普通人

我的父亲母亲 梁晓声 第2页,共2页

我也不说什么,怕一说,使他觉得听了逆耳,惹他不高兴。

后来父亲东找西找的。我问找什么。他说找雨具,说要亲自到拍摄现场去,看看今天究竟是能拍还是不能拍。

他自言自语:“雨小多了嘛,万一能拍呢?万一能拍,我们导演找不到我,我们导演岂不是发急吗?”

听他那口气,仿佛他是主角。

我说:“爸,我替你打个电话,向你们剧组问问不就行了吗?”

父亲不语,算是默许了。于是我就到走廊去打电话,其实是为我自己的事打电话。

回到办公室,我对父亲说:“电话打过了,你们组里今天不拍戏。”——我明知今天准拍不成。

父亲火了,冲我吼:“你怎么骗我?你明明不是给我剧组打电话!”父亲果然又不高兴了。

父亲又以教训的口吻说:“要是都像你这种态度,那电影,能拍好吗?老百姓当然不愿意看。一句台词,光是说说的事吗?脸上的模样要是不对劲,不就成了嘴里说阴,脸上作晴了吗?”

父亲的一番话,倒使我哑口无言。

惭愧的是,我连父亲不但在其中当群众演员,而且说过一句台词的这部电影,究竟是哪个厂拍的、片名是什么,至今一无所知。我说得出片名的,仅仅三部电影——《泥人常传奇》、《四世同堂》、《白龙剑》。

前几天,电视里重播电影《白龙剑》,妻忽指着屏幕说:“梁爽,你看你爷爷。”

我正在看书,目光立刻从书上移开,投向屏幕——哪里有父亲的影子……

我急问:“在哪儿在哪儿?”

妻说:“走过去了。”

是啊,父亲所“演”的,不过就是些迎着镜头走过来或背着镜头走过去的群众角色,走得时间最长的,也不过就十几秒钟。然而父亲的确是一位极认真极投入的群众演员——与父亲“合作”过的导演们都这么说……

在我写这篇文字间又有人打来电话——

“梁晓声?”

“是我。”

“我们想请你父亲演个群众角色啊……”

“这……我父亲已经去世了……”

“去世了?……对不起……”

对方的失望大大多于歉意。

如今之中国人,认真做事认真做人的,实在不是太多了。如今之中国人,仿佛对一切事都没了责任感。连当着官的人,都不肯愿意认真地当官了。有些事,在我,也渐渐地开始不很认真了,似乎认真首先是对自己很吃亏的事。

父亲一生认真做人,认真做事,连当群众演员,也认真到可爱的程度。这大概首先与他愿意是分不开的。一个退了休的老建筑工人,忽然在摄影机前走来走去,肯定是他的一份愉悦。人对自己极反感之事,想要认真也是认真不起来的。这样解释,是完全解释得通的。但是我——他的儿子,如果仅仅得出这样的解释,则证明我对自己的父亲太缺乏了解了。

我想——“认真”二字,之所以成为父亲性格的主要特点,也许更因为他是一位建筑工人,几乎一辈子都是一位建筑工人,而且是一位优秀的获得过无数次奖状的建筑工人。

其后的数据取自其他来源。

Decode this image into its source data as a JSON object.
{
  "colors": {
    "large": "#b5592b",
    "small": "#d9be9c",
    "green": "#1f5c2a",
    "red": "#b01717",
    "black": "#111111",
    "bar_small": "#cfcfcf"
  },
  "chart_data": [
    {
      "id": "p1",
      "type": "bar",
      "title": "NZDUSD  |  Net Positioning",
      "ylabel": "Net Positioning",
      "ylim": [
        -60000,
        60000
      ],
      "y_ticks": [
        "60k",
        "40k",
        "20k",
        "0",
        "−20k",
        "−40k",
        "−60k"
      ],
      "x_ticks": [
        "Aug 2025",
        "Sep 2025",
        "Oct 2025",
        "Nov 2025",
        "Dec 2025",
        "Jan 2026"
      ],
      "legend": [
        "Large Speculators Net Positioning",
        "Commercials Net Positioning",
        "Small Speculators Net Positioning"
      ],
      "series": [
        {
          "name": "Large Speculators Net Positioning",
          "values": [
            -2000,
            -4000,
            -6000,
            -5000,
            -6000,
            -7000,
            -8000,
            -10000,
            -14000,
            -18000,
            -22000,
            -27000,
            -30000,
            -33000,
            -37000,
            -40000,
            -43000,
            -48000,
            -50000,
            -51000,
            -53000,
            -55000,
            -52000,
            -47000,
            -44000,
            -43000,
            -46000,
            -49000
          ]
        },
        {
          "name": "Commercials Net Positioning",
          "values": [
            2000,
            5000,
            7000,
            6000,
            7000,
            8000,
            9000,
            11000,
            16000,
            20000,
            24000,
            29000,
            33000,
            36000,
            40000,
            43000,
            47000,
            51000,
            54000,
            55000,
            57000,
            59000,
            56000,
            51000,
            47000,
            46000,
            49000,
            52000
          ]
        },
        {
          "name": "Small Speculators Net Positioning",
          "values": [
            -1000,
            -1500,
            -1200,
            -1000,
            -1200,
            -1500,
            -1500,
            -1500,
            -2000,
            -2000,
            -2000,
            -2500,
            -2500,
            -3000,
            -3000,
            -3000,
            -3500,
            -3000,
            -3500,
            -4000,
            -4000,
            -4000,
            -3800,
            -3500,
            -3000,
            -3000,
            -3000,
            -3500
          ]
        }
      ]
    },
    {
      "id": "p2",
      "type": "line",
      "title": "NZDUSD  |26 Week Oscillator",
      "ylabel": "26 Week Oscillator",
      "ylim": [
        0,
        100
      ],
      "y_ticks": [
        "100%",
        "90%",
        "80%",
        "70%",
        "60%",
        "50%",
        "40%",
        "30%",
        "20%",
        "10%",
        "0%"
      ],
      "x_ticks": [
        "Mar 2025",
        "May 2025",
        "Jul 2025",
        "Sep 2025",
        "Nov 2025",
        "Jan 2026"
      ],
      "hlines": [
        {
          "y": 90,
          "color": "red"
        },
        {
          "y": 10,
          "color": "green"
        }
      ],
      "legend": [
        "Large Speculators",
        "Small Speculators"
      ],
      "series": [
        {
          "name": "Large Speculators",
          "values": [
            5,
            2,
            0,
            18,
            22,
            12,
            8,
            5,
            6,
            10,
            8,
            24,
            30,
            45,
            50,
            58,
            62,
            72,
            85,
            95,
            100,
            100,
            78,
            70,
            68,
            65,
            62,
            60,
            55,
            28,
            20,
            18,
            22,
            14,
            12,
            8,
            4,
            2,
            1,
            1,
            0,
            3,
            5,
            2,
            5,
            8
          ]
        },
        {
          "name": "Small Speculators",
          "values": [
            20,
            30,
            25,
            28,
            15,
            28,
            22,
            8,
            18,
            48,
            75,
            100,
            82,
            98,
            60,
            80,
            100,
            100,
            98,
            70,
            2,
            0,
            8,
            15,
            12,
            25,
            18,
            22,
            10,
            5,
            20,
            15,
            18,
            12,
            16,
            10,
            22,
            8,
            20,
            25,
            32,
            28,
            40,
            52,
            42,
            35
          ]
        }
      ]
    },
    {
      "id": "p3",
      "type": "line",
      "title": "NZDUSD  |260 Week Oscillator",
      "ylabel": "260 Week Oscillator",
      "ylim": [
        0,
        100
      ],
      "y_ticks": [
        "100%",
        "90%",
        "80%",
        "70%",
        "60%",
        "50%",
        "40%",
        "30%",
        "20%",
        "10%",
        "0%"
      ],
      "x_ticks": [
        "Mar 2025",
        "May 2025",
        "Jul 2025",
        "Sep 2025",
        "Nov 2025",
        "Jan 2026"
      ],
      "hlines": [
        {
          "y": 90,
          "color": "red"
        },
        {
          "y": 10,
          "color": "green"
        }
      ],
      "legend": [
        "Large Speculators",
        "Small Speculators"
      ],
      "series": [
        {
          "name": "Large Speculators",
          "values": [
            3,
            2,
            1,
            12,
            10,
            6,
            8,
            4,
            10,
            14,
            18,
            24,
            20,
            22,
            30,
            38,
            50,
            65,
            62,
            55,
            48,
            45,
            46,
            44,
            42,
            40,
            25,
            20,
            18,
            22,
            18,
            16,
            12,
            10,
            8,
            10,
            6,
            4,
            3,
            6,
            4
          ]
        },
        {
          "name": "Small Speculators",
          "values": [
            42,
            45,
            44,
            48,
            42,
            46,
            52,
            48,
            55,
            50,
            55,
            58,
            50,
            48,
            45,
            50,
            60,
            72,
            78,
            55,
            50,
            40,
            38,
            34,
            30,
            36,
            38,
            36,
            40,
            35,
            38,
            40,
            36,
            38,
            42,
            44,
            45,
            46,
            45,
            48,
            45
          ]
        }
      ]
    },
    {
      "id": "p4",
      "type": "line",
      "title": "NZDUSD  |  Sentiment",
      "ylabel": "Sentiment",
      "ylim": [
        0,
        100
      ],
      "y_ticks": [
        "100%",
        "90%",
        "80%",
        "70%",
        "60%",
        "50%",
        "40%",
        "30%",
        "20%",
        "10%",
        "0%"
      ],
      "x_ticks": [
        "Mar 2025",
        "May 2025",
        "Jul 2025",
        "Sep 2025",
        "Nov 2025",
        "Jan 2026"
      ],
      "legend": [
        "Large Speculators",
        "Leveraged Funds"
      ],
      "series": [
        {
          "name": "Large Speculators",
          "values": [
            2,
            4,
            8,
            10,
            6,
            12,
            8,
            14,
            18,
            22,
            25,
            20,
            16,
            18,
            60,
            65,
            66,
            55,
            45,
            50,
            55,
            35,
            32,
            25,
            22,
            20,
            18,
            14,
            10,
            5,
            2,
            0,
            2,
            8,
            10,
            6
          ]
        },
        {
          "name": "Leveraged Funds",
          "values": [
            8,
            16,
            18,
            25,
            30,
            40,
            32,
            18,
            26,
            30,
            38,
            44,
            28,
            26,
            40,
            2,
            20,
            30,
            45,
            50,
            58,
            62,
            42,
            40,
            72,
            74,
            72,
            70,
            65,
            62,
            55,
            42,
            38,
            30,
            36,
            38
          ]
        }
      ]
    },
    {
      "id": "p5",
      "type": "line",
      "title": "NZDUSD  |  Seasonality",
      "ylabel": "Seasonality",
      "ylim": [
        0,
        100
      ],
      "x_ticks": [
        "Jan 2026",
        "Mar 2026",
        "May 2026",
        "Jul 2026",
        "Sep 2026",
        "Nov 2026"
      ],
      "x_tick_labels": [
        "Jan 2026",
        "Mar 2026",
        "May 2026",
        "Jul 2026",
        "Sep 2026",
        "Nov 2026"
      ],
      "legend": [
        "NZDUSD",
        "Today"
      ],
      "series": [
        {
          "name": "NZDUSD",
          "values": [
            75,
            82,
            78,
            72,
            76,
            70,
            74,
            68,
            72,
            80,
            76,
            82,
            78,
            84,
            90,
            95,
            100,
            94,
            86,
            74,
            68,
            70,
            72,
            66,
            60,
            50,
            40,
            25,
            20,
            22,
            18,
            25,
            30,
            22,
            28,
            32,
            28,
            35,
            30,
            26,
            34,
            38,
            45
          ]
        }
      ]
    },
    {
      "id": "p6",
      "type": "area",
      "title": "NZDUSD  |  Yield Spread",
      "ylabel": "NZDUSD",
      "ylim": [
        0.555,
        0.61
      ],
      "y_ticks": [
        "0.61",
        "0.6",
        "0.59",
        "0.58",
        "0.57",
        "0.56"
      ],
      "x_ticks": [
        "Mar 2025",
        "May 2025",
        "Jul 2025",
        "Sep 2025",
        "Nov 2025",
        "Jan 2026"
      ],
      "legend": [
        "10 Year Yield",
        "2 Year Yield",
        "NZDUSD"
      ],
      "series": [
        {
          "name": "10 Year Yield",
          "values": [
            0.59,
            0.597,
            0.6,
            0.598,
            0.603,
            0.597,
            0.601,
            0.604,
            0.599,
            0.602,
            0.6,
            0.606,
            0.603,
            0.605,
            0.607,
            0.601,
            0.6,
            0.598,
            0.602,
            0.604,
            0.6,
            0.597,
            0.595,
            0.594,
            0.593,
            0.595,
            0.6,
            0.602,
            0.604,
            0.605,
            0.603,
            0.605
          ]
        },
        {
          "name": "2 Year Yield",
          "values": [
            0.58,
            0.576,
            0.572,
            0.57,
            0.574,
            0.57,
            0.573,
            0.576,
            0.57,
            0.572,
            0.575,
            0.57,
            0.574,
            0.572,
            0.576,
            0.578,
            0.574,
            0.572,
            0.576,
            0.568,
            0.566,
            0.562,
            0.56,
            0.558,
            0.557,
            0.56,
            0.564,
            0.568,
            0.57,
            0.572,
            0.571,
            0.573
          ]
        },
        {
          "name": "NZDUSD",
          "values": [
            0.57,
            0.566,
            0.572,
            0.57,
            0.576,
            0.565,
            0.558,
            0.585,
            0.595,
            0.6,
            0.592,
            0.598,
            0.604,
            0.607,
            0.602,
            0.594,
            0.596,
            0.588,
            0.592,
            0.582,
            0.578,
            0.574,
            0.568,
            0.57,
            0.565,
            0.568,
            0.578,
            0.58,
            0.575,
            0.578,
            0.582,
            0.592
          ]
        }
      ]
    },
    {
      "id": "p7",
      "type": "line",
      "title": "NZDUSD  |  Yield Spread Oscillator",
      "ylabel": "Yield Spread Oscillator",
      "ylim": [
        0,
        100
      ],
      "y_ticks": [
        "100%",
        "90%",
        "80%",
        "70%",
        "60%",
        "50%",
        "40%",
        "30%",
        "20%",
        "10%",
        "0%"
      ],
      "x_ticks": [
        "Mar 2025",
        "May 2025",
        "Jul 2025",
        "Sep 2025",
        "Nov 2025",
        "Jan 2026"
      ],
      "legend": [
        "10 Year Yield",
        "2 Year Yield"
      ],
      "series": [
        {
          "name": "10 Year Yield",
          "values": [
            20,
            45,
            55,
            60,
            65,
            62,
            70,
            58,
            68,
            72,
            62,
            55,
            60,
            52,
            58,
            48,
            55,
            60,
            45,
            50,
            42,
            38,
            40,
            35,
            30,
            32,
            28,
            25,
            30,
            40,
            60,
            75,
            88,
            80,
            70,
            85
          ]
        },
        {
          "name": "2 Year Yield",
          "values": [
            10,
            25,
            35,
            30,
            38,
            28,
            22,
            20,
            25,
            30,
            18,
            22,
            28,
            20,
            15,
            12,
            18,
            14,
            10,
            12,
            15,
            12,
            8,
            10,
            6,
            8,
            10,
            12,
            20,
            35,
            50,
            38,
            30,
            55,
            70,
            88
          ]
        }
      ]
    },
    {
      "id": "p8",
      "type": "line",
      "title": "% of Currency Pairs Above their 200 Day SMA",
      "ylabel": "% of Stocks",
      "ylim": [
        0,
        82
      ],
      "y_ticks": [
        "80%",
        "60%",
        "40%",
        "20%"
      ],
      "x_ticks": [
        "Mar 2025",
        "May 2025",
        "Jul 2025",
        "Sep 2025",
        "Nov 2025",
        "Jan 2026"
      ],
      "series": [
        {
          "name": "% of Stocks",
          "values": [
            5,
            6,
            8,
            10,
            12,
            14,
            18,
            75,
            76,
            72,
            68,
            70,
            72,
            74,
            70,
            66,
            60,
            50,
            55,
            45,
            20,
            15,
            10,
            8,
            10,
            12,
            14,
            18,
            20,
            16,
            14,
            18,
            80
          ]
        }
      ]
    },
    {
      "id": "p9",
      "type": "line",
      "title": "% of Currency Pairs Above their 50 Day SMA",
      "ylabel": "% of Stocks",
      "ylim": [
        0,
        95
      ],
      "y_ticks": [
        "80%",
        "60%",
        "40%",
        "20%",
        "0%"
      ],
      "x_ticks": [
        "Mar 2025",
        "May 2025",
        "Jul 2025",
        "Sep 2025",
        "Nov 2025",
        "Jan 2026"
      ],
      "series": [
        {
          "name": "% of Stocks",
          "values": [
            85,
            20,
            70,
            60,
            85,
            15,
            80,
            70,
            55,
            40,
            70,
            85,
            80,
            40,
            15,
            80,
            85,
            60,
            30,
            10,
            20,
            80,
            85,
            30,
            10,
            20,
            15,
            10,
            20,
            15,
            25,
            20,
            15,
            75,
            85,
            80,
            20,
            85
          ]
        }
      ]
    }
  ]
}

一种几乎终生的行业,必然铸成一个明显的性格特点。建筑师们,是不会将他们设计的蓝图给建筑工人——也即那些砖瓦灰泥匠们过目的。然而哪一座伟大的宏伟建筑,不是建筑工人们一砖一瓦盖起来的呢?正是那每一砖每一瓦,日复一日、月复一月、年复一年地,十几年、几十年地,培养成了一种认认真真的责任感,一种对未来之大厦矗立的高度的可敬的责任感。他们虽然明知,他们所参与的,不过一砖一瓦之劳,却甘愿通过他们的一砖一瓦之劳,促成别人的冠环之功。

他们的认真乃因为这正是他们的愉悦。

愿我们的生活中,对他人之事的认真,并能从中油然引出自己愉悦的品格,发扬光大起来吧。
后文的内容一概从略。